Pub Date : 2024-11-29eCollection Date: 2024-01-01DOI: 10.1017/cts.2024.666
Elizabeth H Golembiewski, Mindy M Mickelson, Juan P Brito, Victor M Montori, Rozalina G McCoy
Introduction: Patient and stakeholder involvement enhances the conduct and applicability of comparative effectiveness research (CER). However, examples of engagement practices for CER leveraging real-world data (i.e., data from routine clinical practice) are scarce. Notably, these studies differ from traditional clinical trials in their technical complexity and minimal prospective data collection, posing unique challenges for stakeholder involvement. This paper describes patient and stakeholder engagement in a CER study of type 2 diabetes (T2D) medications using real-world data from a large administrative claims database.
Methods: A Patient and Stakeholder Advisory Group (PSAG) was formed to guide study design, conduct, and dissemination.
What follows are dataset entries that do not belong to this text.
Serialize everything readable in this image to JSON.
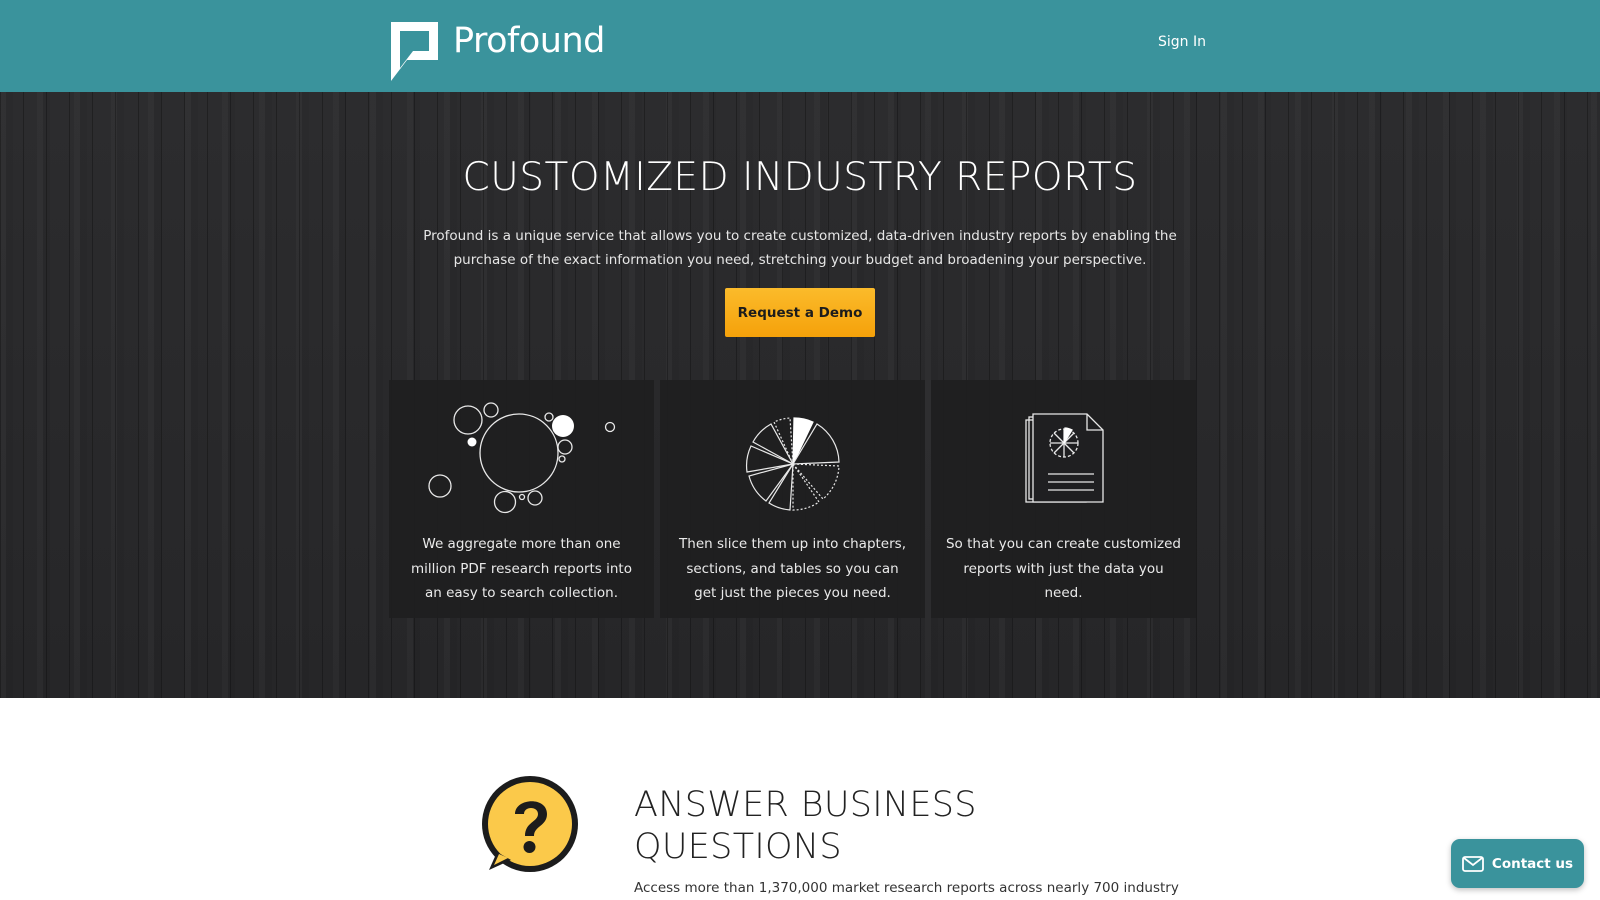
{
  "header": {
    "brand_name": "Profound",
    "signin_label": "Sign In"
  },
  "hero": {
    "title": "CUSTOMIZED INDUSTRY REPORTS",
    "description": "Profound is a unique service that allows you to create customized, data-driven industry reports by enabling the purchase of the exact information you need, stretching your budget and broadening your perspective.",
    "cta_label": "Request a Demo",
    "cards": [
      {
        "icon": "bubbles-icon",
        "text": "We aggregate more than one million PDF research reports into an easy to search collection."
      },
      {
        "icon": "sliced-pie-icon",
        "text": "Then slice them up into chapters, sections, and tables so you can get just the pieces you need."
      },
      {
        "icon": "report-document-icon",
        "text": "So that you can create customized reports with just the data you need."
      }
    ]
  },
  "answer": {
    "icon": "question-bubble-icon",
    "title_line1": "ANSWER BUSINESS",
    "title_line2": "QUESTIONS",
    "text": "Access more than 1,370,000 market research reports across nearly 700 industry"
  },
  "contact": {
    "label": "Contact us",
    "icon": "mail-icon"
  },
  "colors": {
    "header_bg": "#3a939c",
    "cta_bg": "#f9b21d",
    "hero_bg": "#2a2a2c",
    "question_icon_yellow": "#fbc94a"
  }
}
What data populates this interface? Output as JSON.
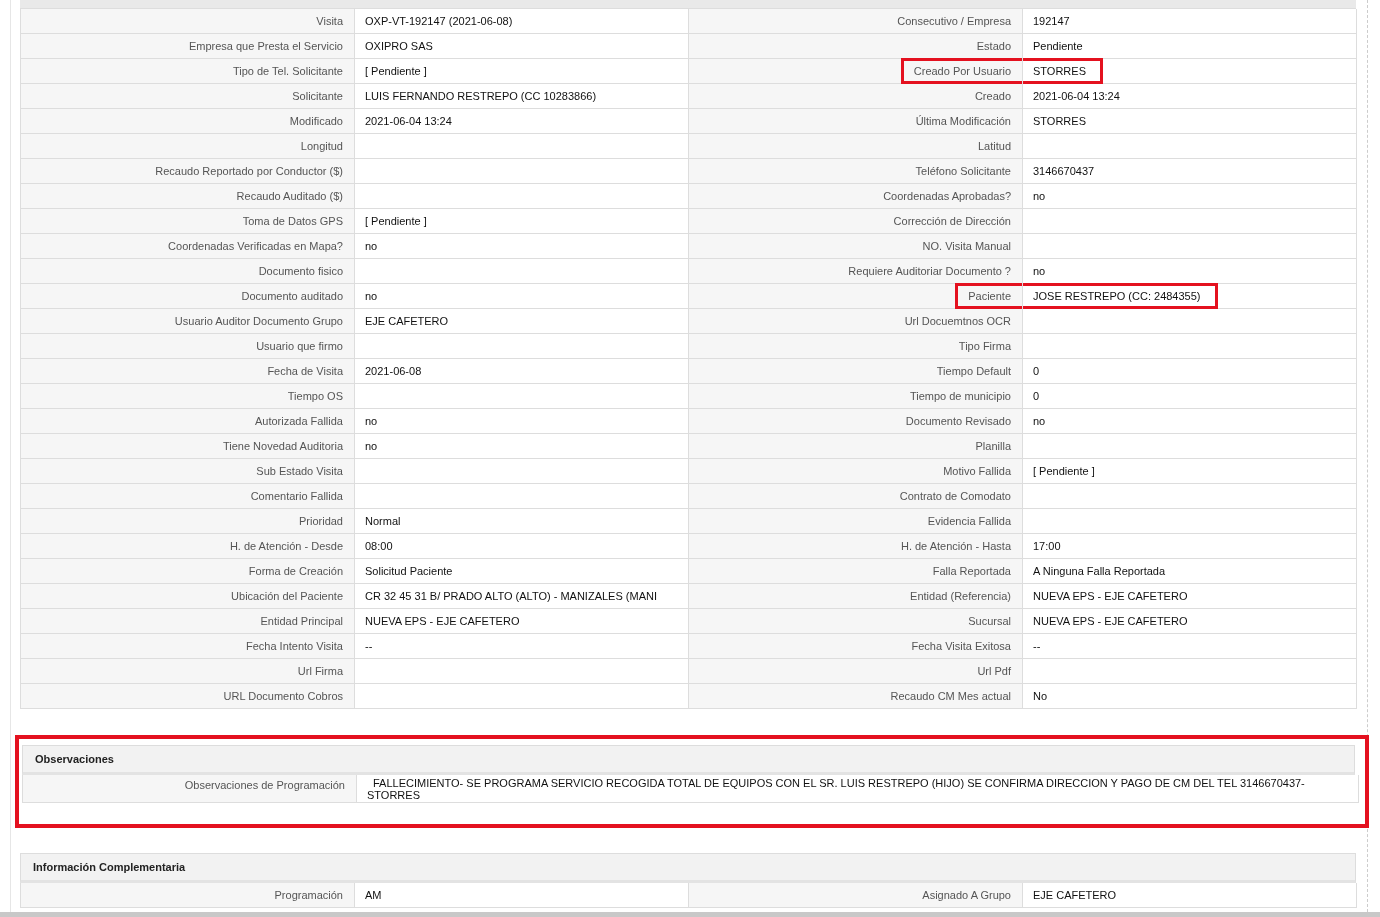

The PSAG (n = 12) included individuals with T2D, clinicians, health systems leaders, professional society representatives, and a payer representative. Members were surveyed post-study initiation to assess their participation goals and experiences to date.
Results: PSAG members influenced key design and methodological decisions, including cohort selection and adding an aim focused on patient preference elicitation. Survey results indicated high satisfaction with engagement processes and a desire for ongoing involvement. Most PSAG members cited their main goals as impacting the lives of people with T2D and ensuring the research's relevance to clinicians.
Conclusions: Best practices for engaging stakeholders in CER using real-world data are underdeveloped. Our experience suggests that an inclusive, stakeholder-engaged approach enriches the research process and ensures diverse perspectives are integrated into study design and conduct. Ongoing efforts will focus on assessing long-term engagement outcomes and PSAG member satisfaction.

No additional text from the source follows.